Not here the darkness, in this twittering world
T. S. Eliot – Four Quartets
Ah, que tal este admirável mundo novo da tecnologia, não é? Agora temos tudo: o Facebook, os blogs, o Orkut, o LinkedIn, a Internet, o iPhone, o iPod, o iMac, o Blackberry, o Windows Vista, a Apple – e, claro, o Twitter, este receptáculo de aforismos muito mal elaborados e que incentivam uma única coisa: a preguiça intelectual.
Mas, como se não bastasse, temos mais uma curiosidade tecnológica: o Kindle. Em um ensaio publicado na New Yorker, o escritor e editor Nicholson Baker descreve a sua experiência com o Kindle. Para quem não sabe, este é o último artefato da moda, que tenta unir as duas pontas da teconologia state of the art e a da paixão (ou consumo) pelos livros. Concebido por Jeff Bezos, CEO da Amazon.com, você pode ter todos os livros que deseja no Kindle, descarregados (ou será que o termo certo é downloaded?) em questão de segundos e ter a praticidade de lê-los em qualquer lugar do planeta (afinal, estamos em um mundo globalizado…).
O público-alvo é o mais desejado de todas as empresas: pessoas da alta casta econômica-burocrática , entre 30 e 70 anos, fãs de tecnologia e, sobretudo, praticidade.
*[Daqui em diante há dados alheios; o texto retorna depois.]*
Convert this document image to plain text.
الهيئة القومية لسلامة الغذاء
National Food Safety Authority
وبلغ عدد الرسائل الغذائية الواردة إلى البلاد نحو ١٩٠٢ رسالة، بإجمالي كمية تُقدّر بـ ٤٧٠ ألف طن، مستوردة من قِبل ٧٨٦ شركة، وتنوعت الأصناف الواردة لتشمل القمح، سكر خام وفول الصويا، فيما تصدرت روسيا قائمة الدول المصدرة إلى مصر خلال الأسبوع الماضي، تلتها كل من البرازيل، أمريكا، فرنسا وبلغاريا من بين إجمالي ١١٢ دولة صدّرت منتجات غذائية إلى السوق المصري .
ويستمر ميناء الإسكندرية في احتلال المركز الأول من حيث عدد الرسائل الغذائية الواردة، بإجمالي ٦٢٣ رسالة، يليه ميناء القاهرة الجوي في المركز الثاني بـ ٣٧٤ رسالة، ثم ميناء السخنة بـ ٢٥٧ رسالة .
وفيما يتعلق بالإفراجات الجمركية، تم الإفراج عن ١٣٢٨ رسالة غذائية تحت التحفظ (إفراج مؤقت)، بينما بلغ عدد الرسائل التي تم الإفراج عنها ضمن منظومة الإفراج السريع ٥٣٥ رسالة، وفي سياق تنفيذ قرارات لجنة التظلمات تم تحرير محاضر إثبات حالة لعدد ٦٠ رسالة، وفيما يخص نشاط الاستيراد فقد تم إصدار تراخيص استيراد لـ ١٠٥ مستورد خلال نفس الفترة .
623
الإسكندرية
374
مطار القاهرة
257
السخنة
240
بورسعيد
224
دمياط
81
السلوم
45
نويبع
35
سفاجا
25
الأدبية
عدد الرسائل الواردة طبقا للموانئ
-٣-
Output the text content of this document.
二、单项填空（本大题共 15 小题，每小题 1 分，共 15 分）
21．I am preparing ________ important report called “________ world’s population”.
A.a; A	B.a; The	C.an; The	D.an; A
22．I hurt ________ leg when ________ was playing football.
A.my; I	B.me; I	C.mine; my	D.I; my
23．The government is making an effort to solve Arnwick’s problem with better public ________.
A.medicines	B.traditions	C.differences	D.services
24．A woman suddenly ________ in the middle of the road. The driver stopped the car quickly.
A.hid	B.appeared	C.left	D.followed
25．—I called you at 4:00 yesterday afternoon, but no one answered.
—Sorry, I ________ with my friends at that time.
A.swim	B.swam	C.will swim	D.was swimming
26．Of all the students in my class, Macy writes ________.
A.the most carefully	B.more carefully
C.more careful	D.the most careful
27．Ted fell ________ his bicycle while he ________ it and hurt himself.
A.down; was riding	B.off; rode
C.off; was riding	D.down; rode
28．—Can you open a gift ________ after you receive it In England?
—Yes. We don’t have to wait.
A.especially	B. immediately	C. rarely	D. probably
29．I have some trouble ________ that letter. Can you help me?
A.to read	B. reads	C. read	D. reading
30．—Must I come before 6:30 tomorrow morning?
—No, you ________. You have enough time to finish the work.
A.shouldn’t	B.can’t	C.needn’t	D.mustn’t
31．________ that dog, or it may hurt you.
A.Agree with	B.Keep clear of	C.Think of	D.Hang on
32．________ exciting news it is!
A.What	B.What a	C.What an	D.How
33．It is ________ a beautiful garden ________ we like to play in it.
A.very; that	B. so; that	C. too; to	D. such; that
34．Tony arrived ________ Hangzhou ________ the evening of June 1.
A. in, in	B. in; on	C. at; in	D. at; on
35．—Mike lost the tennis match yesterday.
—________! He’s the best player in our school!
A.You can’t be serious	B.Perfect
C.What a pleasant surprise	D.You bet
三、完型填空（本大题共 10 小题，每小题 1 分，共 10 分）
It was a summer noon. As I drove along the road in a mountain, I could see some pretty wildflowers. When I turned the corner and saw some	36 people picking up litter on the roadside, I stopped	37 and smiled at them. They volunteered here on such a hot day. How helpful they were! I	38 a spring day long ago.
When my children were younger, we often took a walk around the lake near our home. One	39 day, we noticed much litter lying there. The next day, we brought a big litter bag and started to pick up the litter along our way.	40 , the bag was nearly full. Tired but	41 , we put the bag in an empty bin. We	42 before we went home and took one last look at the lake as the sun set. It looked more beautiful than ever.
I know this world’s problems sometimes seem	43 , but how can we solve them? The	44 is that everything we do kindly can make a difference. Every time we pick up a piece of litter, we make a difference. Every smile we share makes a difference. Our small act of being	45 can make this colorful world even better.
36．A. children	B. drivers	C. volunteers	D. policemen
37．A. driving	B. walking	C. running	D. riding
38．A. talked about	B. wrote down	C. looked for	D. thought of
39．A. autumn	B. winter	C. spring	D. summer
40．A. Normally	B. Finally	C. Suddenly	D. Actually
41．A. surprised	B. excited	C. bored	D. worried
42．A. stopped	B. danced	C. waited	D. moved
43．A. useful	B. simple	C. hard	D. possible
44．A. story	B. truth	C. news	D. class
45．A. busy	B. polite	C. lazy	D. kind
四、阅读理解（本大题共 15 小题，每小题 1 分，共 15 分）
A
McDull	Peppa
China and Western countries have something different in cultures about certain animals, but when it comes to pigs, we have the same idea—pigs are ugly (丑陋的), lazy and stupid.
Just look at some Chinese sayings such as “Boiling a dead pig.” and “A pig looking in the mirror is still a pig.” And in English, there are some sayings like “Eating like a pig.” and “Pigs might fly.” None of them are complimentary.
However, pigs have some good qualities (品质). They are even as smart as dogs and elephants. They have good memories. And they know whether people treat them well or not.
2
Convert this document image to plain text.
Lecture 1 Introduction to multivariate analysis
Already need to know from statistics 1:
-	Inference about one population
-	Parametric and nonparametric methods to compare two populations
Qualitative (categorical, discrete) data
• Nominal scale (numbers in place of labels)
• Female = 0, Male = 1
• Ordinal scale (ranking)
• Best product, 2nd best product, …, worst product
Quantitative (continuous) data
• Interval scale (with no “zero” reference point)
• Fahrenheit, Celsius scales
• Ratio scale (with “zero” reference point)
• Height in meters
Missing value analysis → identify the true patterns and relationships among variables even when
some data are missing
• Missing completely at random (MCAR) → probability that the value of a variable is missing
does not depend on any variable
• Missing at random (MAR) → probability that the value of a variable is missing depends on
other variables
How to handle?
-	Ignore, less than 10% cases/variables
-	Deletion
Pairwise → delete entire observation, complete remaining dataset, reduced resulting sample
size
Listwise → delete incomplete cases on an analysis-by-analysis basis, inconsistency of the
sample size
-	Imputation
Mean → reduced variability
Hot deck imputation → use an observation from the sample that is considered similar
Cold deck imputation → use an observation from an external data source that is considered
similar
Todos que estão dentro deste escopo gostam de ter, em menos de três minutos, o seu Michael Porter, o seu Philip Kotler, o seu Sun-Tzu para dummies e o seu Lair Ribeiro em suas mãos.
(A propósito, alguém aí deste beautiful people ainda acredita em Lair Ribeiro?)
Nicholson Baker, apesar de ter 53 anos, não faz parte desse público-alvo. Foi editor de várias empresas de publishing nos EUA; e escreveu dois livros muito interessantes: o primeiro, Fermata, parte de uma inusitada premissa – homem começa a paralisar o mundo com a força de sua mente para fazer o que quiser – e descamba para uma espécie de Henry Miller pós-pós-pós moderno; o segundo é U & I, relato divertídissimo de memórias a respeito de seu relacionamento com ninguém menos que John Updike, considerado pelo próprio Baker como um de seus mestres.
Portanto, eis um sujeito que gosta de livros pelo simples prazer de tocá-los. Seu encontro com o Kindle se dá pela simples motivação do hype; todas as pessoas “descoladas” que ele conhecia afirmaram que esta seria a “verdadeira revolução da leitura” e que tornaria o livro físico um objeto – notem bem a palavra que será usada – “obsoleto”:
“Everybody was saying that the new Kindle was terribly important—that it was an alpenhorn blast of post-Gutenbergian revalorization. In the Wall Street Journal, the cultural critic Steven Johnson wrote that he’d been alone one day in a restaurant in Austin, Texas, when he was seized by the urge to read a novel. Within minutes, thanks to Kindle’s free 3G hookup with Sprint wireless—they call it Whispernet—he was well into Chapter 1 of Zadie Smith’s “On Beauty” ($9.99 for the e-book, $10.20 for the paperback). Writing and publishing, he believed, would never be the same. In Newsweek, Jacob Weisberg, the editor-in-chief of the Slate Group, confided that for weeks he’d been doing all his recreational reading on the Kindle 2, and he claimed that it offered a “fundamentally better experience” than inked paper did. “Jeff Bezos”—Amazon’s founder and C.E.O.—“has built a machine that marks a cultural revolution,” Weisberg said. “Printed books, the most important artifacts of human civilization, are going to join newspapers and magazines on the road to obsolescence.”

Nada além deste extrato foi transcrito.